This is my first experiment in using my laptop as a laptop. Typically it sits on my desk, fettered by numerous cords, attached variously to a monitor, speakers, and a keyboard, its portability--perhaps its proudest achievement--ignored. Today though, in a sudden writerly frame of mind, I've rescued it from the living room and brought it to the kitchen table where I was already sitting with my tea and a book next to the apartment's best window. I think of this as practice. This computer and I will have stories to tell from an international assortment of kitchen tables this summer: a window in Amsterdam, a cup of tea in Glasgow, a book in Berlin.... It is fitting to begin at home at what was one my grandmother's kitchen table. Some 35 years ago, it used to live across town in a dark kitchen facing a wall, but now enjoys a view of a cherry tree just beginning to bloom in a neighboring garden.

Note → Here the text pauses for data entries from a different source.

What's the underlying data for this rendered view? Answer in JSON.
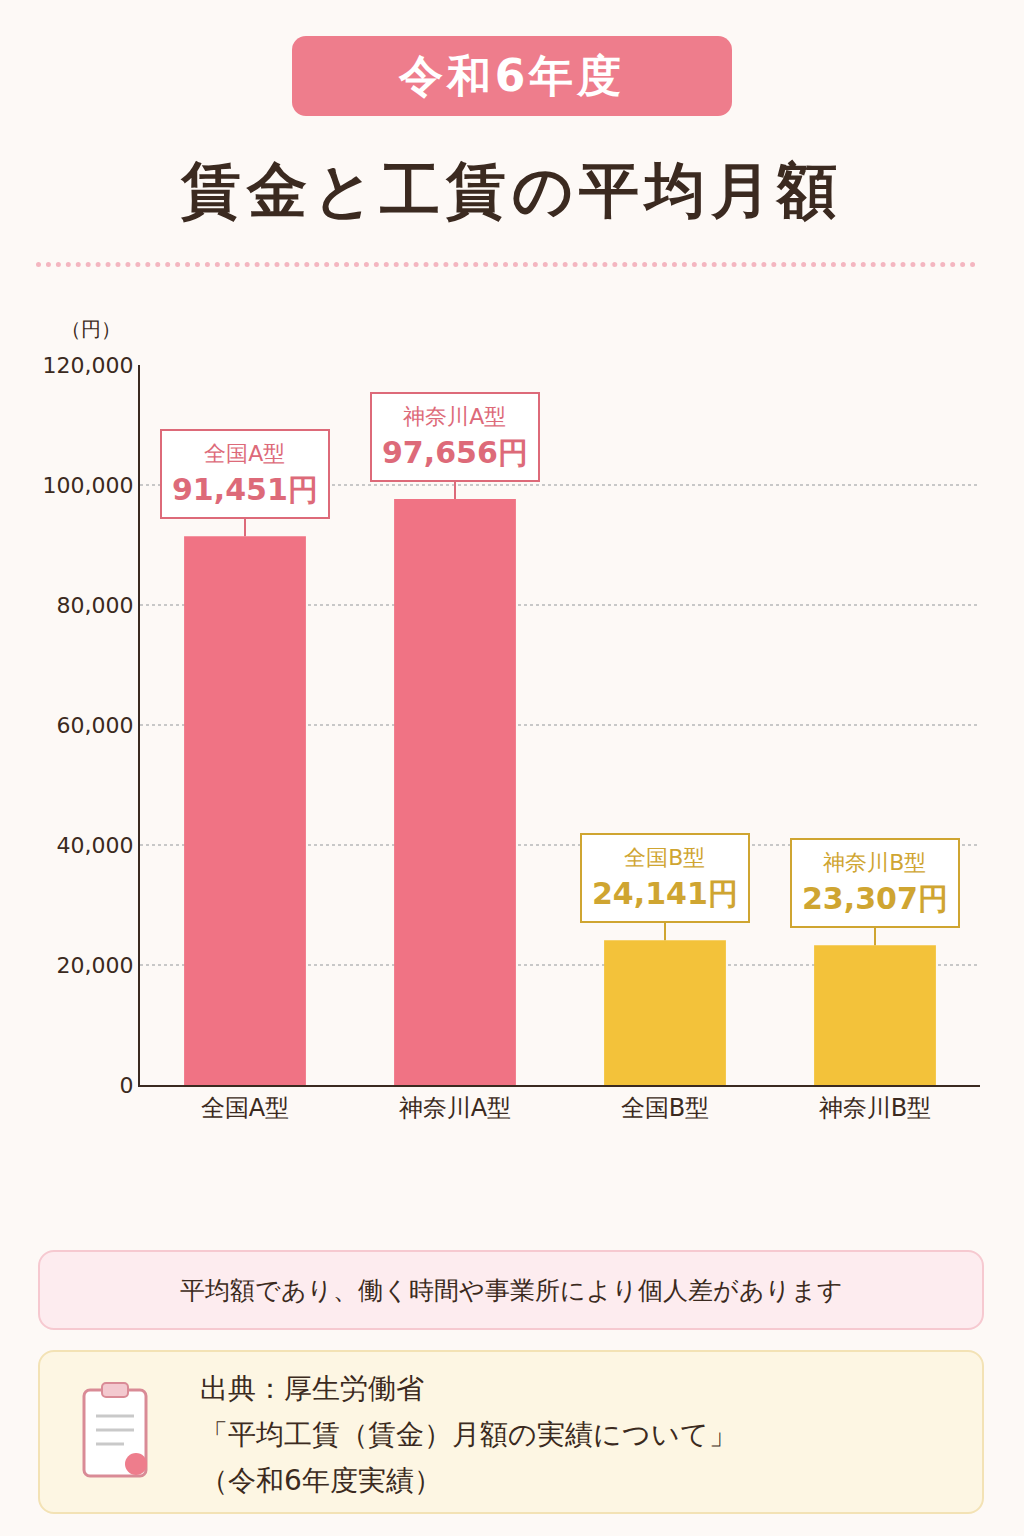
{
  "chart_data": {
    "type": "bar",
    "title": "賃金と工賃の平均月額",
    "subtitle": "令和6年度",
    "y_label": "（円）",
    "categories": [
      "全国A型",
      "神奈川A型",
      "全国B型",
      "神奈川B型"
    ],
    "values": [
      91451,
      97656,
      24141,
      23307
    ],
    "value_labels": [
      "91,451円",
      "97,656円",
      "24,141円",
      "23,307円"
    ],
    "colors": [
      "#f07384",
      "#f07384",
      "#f3c23a",
      "#f3c23a"
    ],
    "ylim": [
      0,
      120000
    ],
    "yticks": [
      0,
      {
        "value": 20000,
        "label": "20,000"
      },
      {
        "value": 40000,
        "label": "40,000"
      },
      {
        "value": 60000,
        "label": "60,000"
      },
      {
        "value": 80000,
        "label": "80,000"
      },
      {
        "value": 100000,
        "label": "100,000"
      },
      {
        "value": 120000,
        "label": "120,000"
      }
    ],
    "grid": true,
    "data_labels": true,
    "notes": [
      "平均額であり、働く時間や事業所により個人差があります"
    ],
    "source": [
      "出典：厚生労働省",
      "「平均工賃（賃金）月額の実績について」",
      "（令和6年度実績）"
    ]
  }
}
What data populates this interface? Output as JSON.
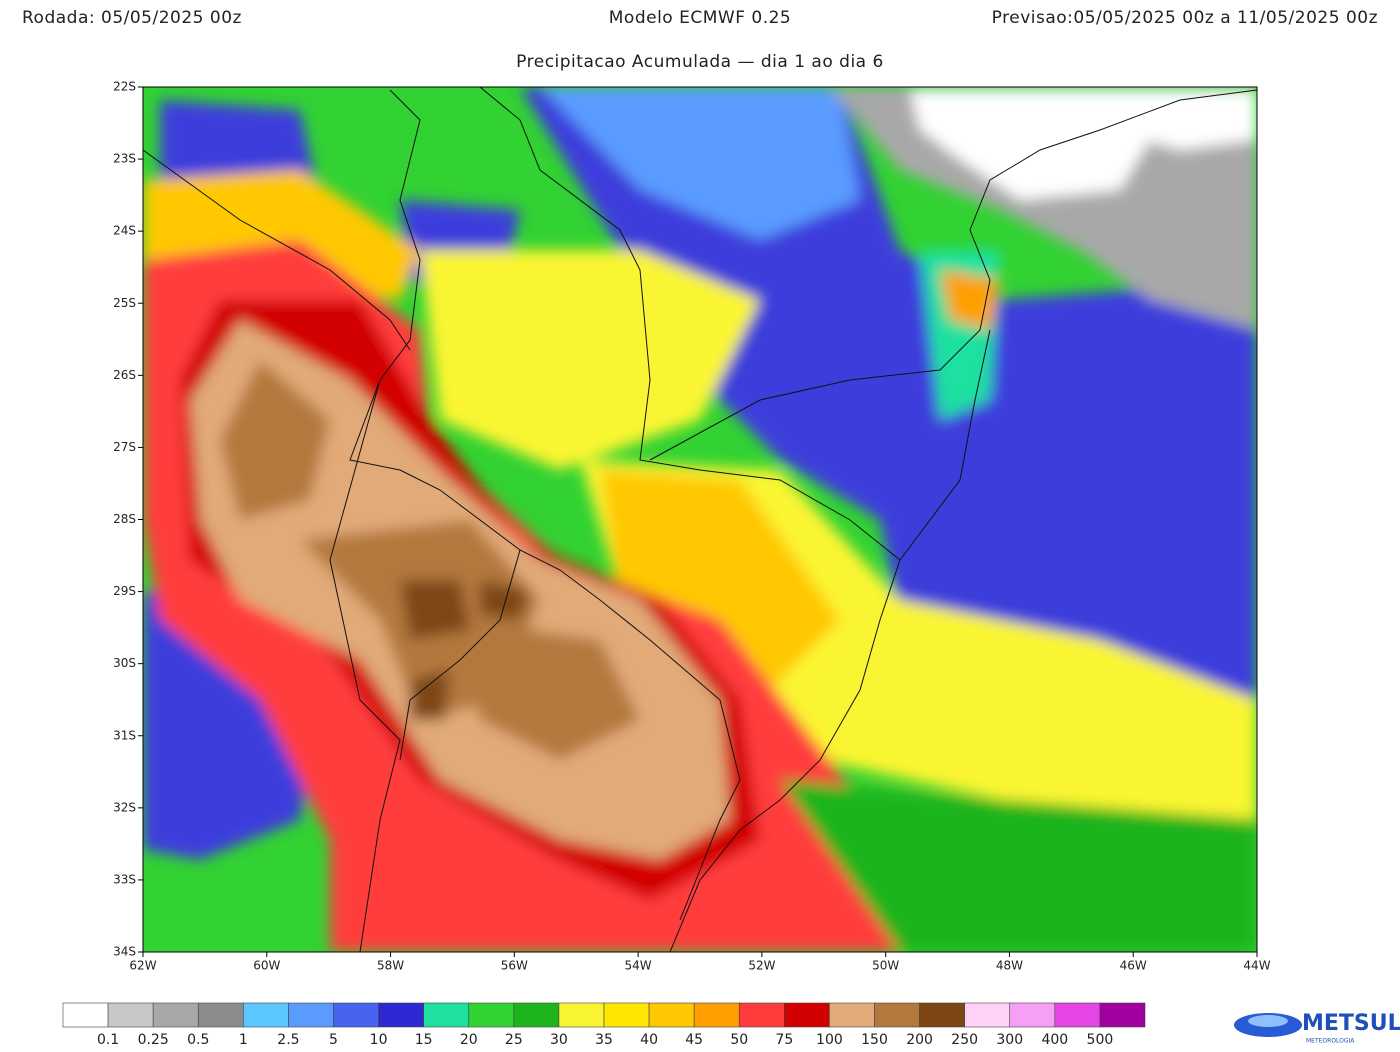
{
  "header": {
    "run": "Rodada: 05/05/2025 00z",
    "model": "Modelo ECMWF 0.25",
    "forecast": "Previsao:05/05/2025 00z a 11/05/2025 00z",
    "subtitle": "Precipitacao Acumulada — dia 1 ao dia 6"
  },
  "map": {
    "lat_labels": [
      "22S",
      "23S",
      "24S",
      "25S",
      "26S",
      "27S",
      "28S",
      "29S",
      "30S",
      "31S",
      "32S",
      "33S",
      "34S"
    ],
    "lon_labels": [
      "62W",
      "60W",
      "58W",
      "56W",
      "54W",
      "52W",
      "50W",
      "48W",
      "46W",
      "44W"
    ]
  },
  "colorbar": {
    "labels": [
      "0.1",
      "0.25",
      "0.5",
      "1",
      "2.5",
      "5",
      "10",
      "15",
      "20",
      "25",
      "30",
      "35",
      "40",
      "45",
      "50",
      "75",
      "100",
      "150",
      "200",
      "250",
      "300",
      "400",
      "500"
    ],
    "colors": [
      "#ffffff",
      "#c8c8c8",
      "#a8a8a8",
      "#8c8c8c",
      "#5ac8ff",
      "#5a9bff",
      "#4664f0",
      "#2d28d2",
      "#1ee1a0",
      "#32d232",
      "#1eb41e",
      "#faf532",
      "#ffe600",
      "#ffc800",
      "#ffa000",
      "#ff3c3c",
      "#d20000",
      "#e1aa78",
      "#b4783c",
      "#7d4614",
      "#ffd2f5",
      "#f5a0f5",
      "#e646e6",
      "#a000a0"
    ]
  },
  "logo": {
    "name": "METSUL",
    "tagline": "METEOROLOGIA"
  }
}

Though the table may miss the radio broadcast Giants' games and the solitaire games of its young life, the two of us are equally delighted by this bright kitchen. If we move, it will be the room we miss most. Framed in the window: stark branches, pink blossoms, and a backdrop of pale blue sky. This city every bit as famous as those I'll soon be visiting. I am grateful when I remember that my quotidian is someone else's romantic daydream.

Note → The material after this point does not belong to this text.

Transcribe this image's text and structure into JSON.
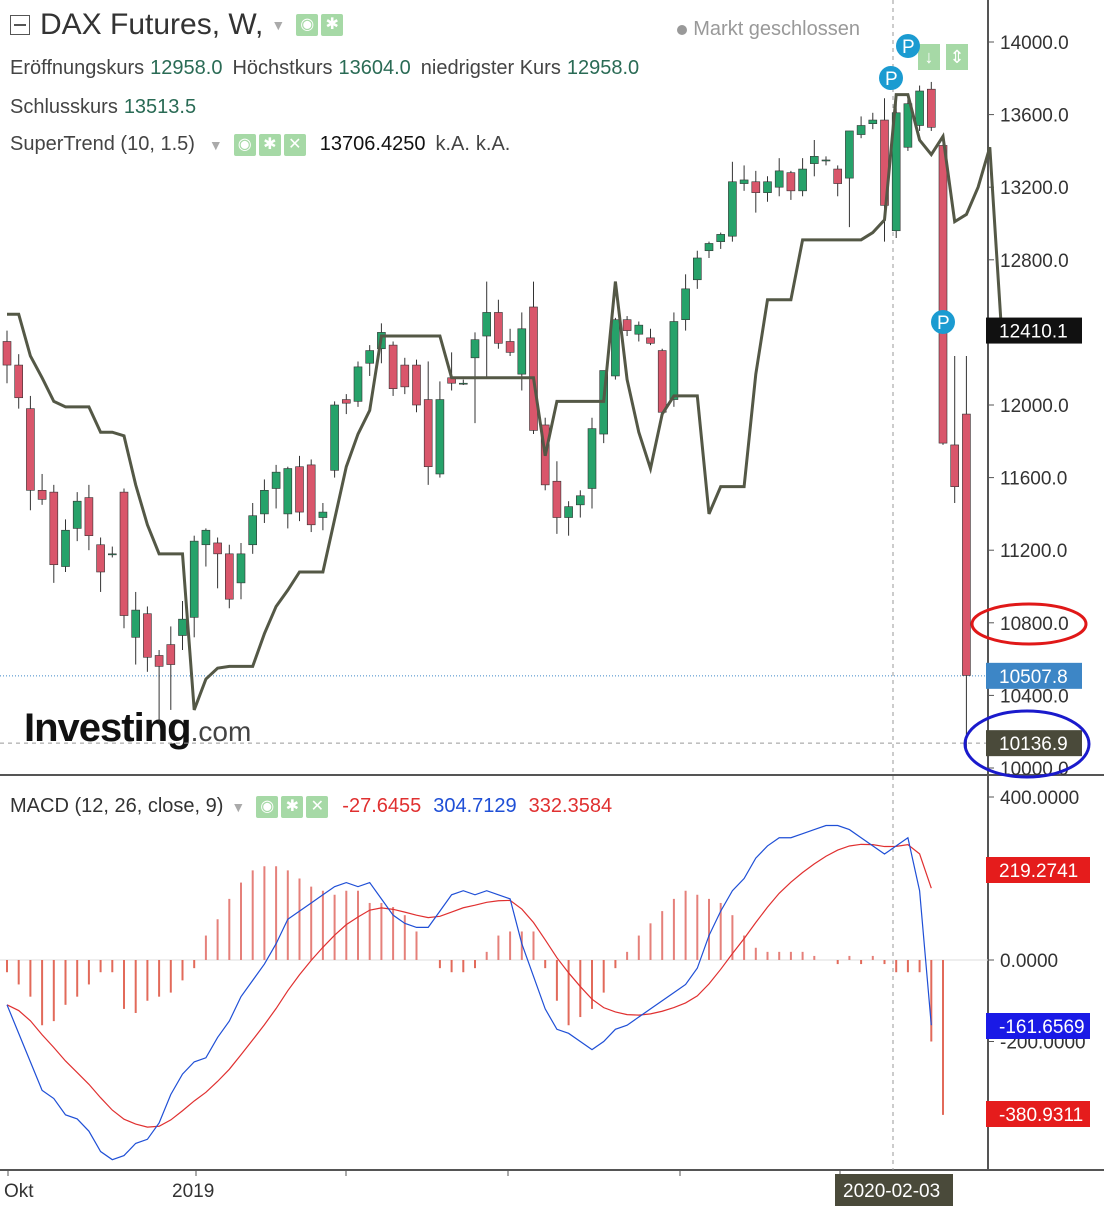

Today is Superbowl Sunday, a thing I had steeled myself to endure, certain that the boys upstairs would find this an irresistible occasion for group drinking and communal bellowing. Instead, the two loudest are away, as indeed they were last weekend, and the one who remains is my dearest dream of an upstairs neighbor: whatever his solitary pastimes, they are quiet indeed. To my astonishment, the loudest thing in the building just now is the ticking of my own kitchen clock. God bless absent neighbors.

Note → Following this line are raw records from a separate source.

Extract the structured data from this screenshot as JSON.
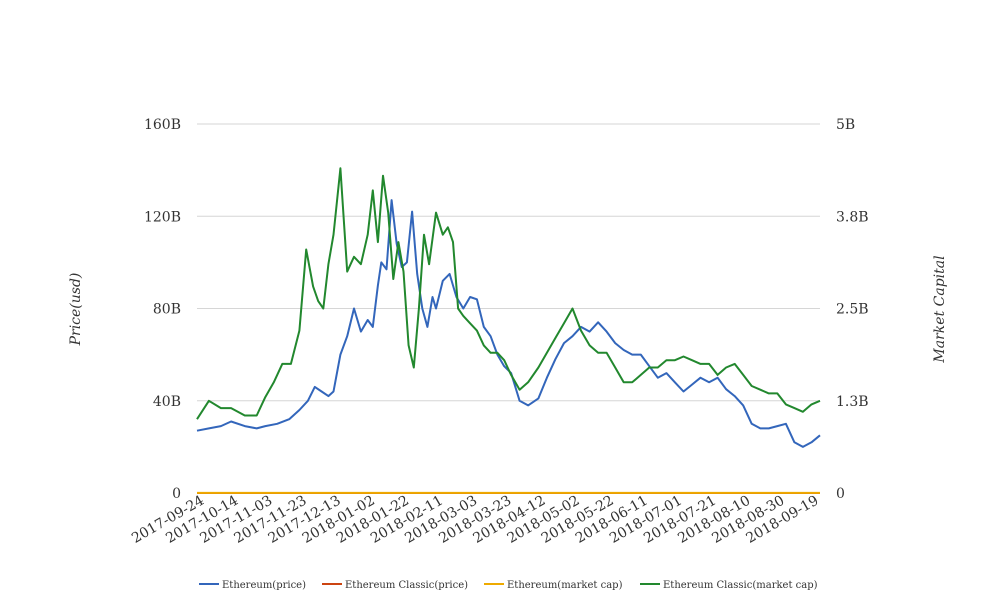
{
  "chart_data": {
    "type": "line",
    "left_axis_label": "Price(usd)",
    "right_axis_label": "Market Capital",
    "left_ticks": [
      "0",
      "40B",
      "80B",
      "120B",
      "160B"
    ],
    "left_ylim": [
      0,
      160
    ],
    "right_ticks": [
      "0",
      "1.3B",
      "2.5B",
      "3.8B",
      "5B"
    ],
    "right_ylim": [
      0,
      5
    ],
    "x_ticks": [
      "2017-09-24",
      "2017-10-14",
      "2017-11-03",
      "2017-11-23",
      "2017-12-13",
      "2018-01-02",
      "2018-01-22",
      "2018-02-11",
      "2018-03-03",
      "2018-03-23",
      "2018-04-12",
      "2018-05-02",
      "2018-05-22",
      "2018-06-11",
      "2018-07-01",
      "2018-07-21",
      "2018-08-10",
      "2018-08-30",
      "2018-09-19"
    ],
    "x_range": [
      "2017-09-24",
      "2018-09-24"
    ],
    "grid": true,
    "legend_position": "bottom",
    "series": [
      {
        "name": "Ethereum(price)",
        "axis": "left",
        "color": "#3366bb",
        "x": [
          "2017-09-24",
          "2017-10-01",
          "2017-10-08",
          "2017-10-14",
          "2017-10-22",
          "2017-10-29",
          "2017-11-03",
          "2017-11-10",
          "2017-11-17",
          "2017-11-23",
          "2017-11-28",
          "2017-12-02",
          "2017-12-06",
          "2017-12-10",
          "2017-12-13",
          "2017-12-17",
          "2017-12-21",
          "2017-12-25",
          "2017-12-29",
          "2018-01-02",
          "2018-01-05",
          "2018-01-08",
          "2018-01-10",
          "2018-01-13",
          "2018-01-16",
          "2018-01-19",
          "2018-01-22",
          "2018-01-25",
          "2018-01-28",
          "2018-01-31",
          "2018-02-03",
          "2018-02-06",
          "2018-02-09",
          "2018-02-11",
          "2018-02-15",
          "2018-02-19",
          "2018-02-23",
          "2018-02-27",
          "2018-03-03",
          "2018-03-07",
          "2018-03-11",
          "2018-03-15",
          "2018-03-19",
          "2018-03-23",
          "2018-03-27",
          "2018-04-01",
          "2018-04-06",
          "2018-04-12",
          "2018-04-17",
          "2018-04-22",
          "2018-04-27",
          "2018-05-02",
          "2018-05-07",
          "2018-05-12",
          "2018-05-17",
          "2018-05-22",
          "2018-05-27",
          "2018-06-01",
          "2018-06-06",
          "2018-06-11",
          "2018-06-16",
          "2018-06-21",
          "2018-06-26",
          "2018-07-01",
          "2018-07-06",
          "2018-07-11",
          "2018-07-16",
          "2018-07-21",
          "2018-07-26",
          "2018-07-31",
          "2018-08-05",
          "2018-08-10",
          "2018-08-15",
          "2018-08-20",
          "2018-08-25",
          "2018-08-30",
          "2018-09-04",
          "2018-09-09",
          "2018-09-14",
          "2018-09-19",
          "2018-09-24"
        ],
        "values": [
          27,
          28,
          29,
          31,
          29,
          28,
          29,
          30,
          32,
          36,
          40,
          46,
          44,
          42,
          44,
          60,
          68,
          80,
          70,
          75,
          72,
          90,
          100,
          97,
          127,
          108,
          98,
          100,
          122,
          95,
          80,
          72,
          85,
          80,
          92,
          95,
          85,
          80,
          85,
          84,
          72,
          68,
          60,
          55,
          52,
          40,
          38,
          41,
          50,
          58,
          65,
          68,
          72,
          70,
          74,
          70,
          65,
          62,
          60,
          60,
          55,
          50,
          52,
          48,
          44,
          47,
          50,
          48,
          50,
          45,
          42,
          38,
          30,
          28,
          28,
          29,
          30,
          22,
          20,
          22,
          25
        ]
      },
      {
        "name": "Ethereum Classic(price)",
        "axis": "left",
        "color": "#cc4411",
        "x": [
          "2017-09-24",
          "2018-09-24"
        ],
        "values": [
          0.02,
          0.02
        ]
      },
      {
        "name": "Ethereum(market cap)",
        "axis": "left",
        "color": "#eeaa00",
        "x": [
          "2017-09-24",
          "2018-09-24"
        ],
        "values": [
          0.05,
          0.05
        ]
      },
      {
        "name": "Ethereum Classic(market cap)",
        "axis": "right",
        "color": "#22882e",
        "x": [
          "2017-09-24",
          "2017-10-01",
          "2017-10-08",
          "2017-10-14",
          "2017-10-22",
          "2017-10-29",
          "2017-11-03",
          "2017-11-08",
          "2017-11-13",
          "2017-11-18",
          "2017-11-23",
          "2017-11-27",
          "2017-12-01",
          "2017-12-04",
          "2017-12-07",
          "2017-12-10",
          "2017-12-13",
          "2017-12-17",
          "2017-12-21",
          "2017-12-25",
          "2017-12-29",
          "2018-01-02",
          "2018-01-05",
          "2018-01-08",
          "2018-01-11",
          "2018-01-14",
          "2018-01-17",
          "2018-01-20",
          "2018-01-23",
          "2018-01-26",
          "2018-01-29",
          "2018-02-01",
          "2018-02-04",
          "2018-02-07",
          "2018-02-11",
          "2018-02-15",
          "2018-02-18",
          "2018-02-21",
          "2018-02-24",
          "2018-02-27",
          "2018-03-03",
          "2018-03-07",
          "2018-03-11",
          "2018-03-15",
          "2018-03-19",
          "2018-03-23",
          "2018-03-27",
          "2018-04-01",
          "2018-04-06",
          "2018-04-12",
          "2018-04-17",
          "2018-04-22",
          "2018-04-27",
          "2018-05-02",
          "2018-05-07",
          "2018-05-12",
          "2018-05-17",
          "2018-05-22",
          "2018-05-27",
          "2018-06-01",
          "2018-06-06",
          "2018-06-11",
          "2018-06-16",
          "2018-06-21",
          "2018-06-26",
          "2018-07-01",
          "2018-07-06",
          "2018-07-11",
          "2018-07-16",
          "2018-07-21",
          "2018-07-26",
          "2018-07-31",
          "2018-08-05",
          "2018-08-10",
          "2018-08-15",
          "2018-08-20",
          "2018-08-25",
          "2018-08-30",
          "2018-09-04",
          "2018-09-09",
          "2018-09-14",
          "2018-09-19",
          "2018-09-24"
        ],
        "values": [
          1.0,
          1.25,
          1.15,
          1.15,
          1.05,
          1.05,
          1.3,
          1.5,
          1.75,
          1.75,
          2.2,
          3.3,
          2.8,
          2.6,
          2.5,
          3.1,
          3.5,
          4.4,
          3.0,
          3.2,
          3.1,
          3.5,
          4.1,
          3.4,
          4.3,
          3.8,
          2.9,
          3.4,
          3.0,
          2.0,
          1.7,
          2.5,
          3.5,
          3.1,
          3.8,
          3.5,
          3.6,
          3.4,
          2.5,
          2.4,
          2.3,
          2.2,
          2.0,
          1.9,
          1.9,
          1.8,
          1.6,
          1.4,
          1.5,
          1.7,
          1.9,
          2.1,
          2.3,
          2.5,
          2.2,
          2.0,
          1.9,
          1.9,
          1.7,
          1.5,
          1.5,
          1.6,
          1.7,
          1.7,
          1.8,
          1.8,
          1.85,
          1.8,
          1.75,
          1.75,
          1.6,
          1.7,
          1.75,
          1.6,
          1.45,
          1.4,
          1.35,
          1.35,
          1.2,
          1.15,
          1.1,
          1.2,
          1.25
        ]
      }
    ]
  }
}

In yesterday's quiet I wrote a fourteen-page letter and finally finished the last hundred pages of the Charlotte Brontë I'd been reading for weeks. Today, I began Patti Smith's M Train, which has been assigned by my book club. I was very resolute in my disinterest in this book, which, much like every time I exhibit a resolute disinterest in something I know nothing about whatsoever, has left me sheepish. Oh. Right. Try first, judge later. That lesson, despite being offered ad infinitem, continues to elude me. I have barely begun the book, but the first chapter is something of a melancholy travelogue, and a ghost of a love story, very much in concert with my own typical Sunday frame of mind.
I set it down, looked at the cherry tree and thought about places I've been and men I've loved--the ones who knew and the ones who didn't. And the ones who knew and were unmoved.
Quiet Sundays are dangerous like that. Perhaps that accounts for the popularity of football.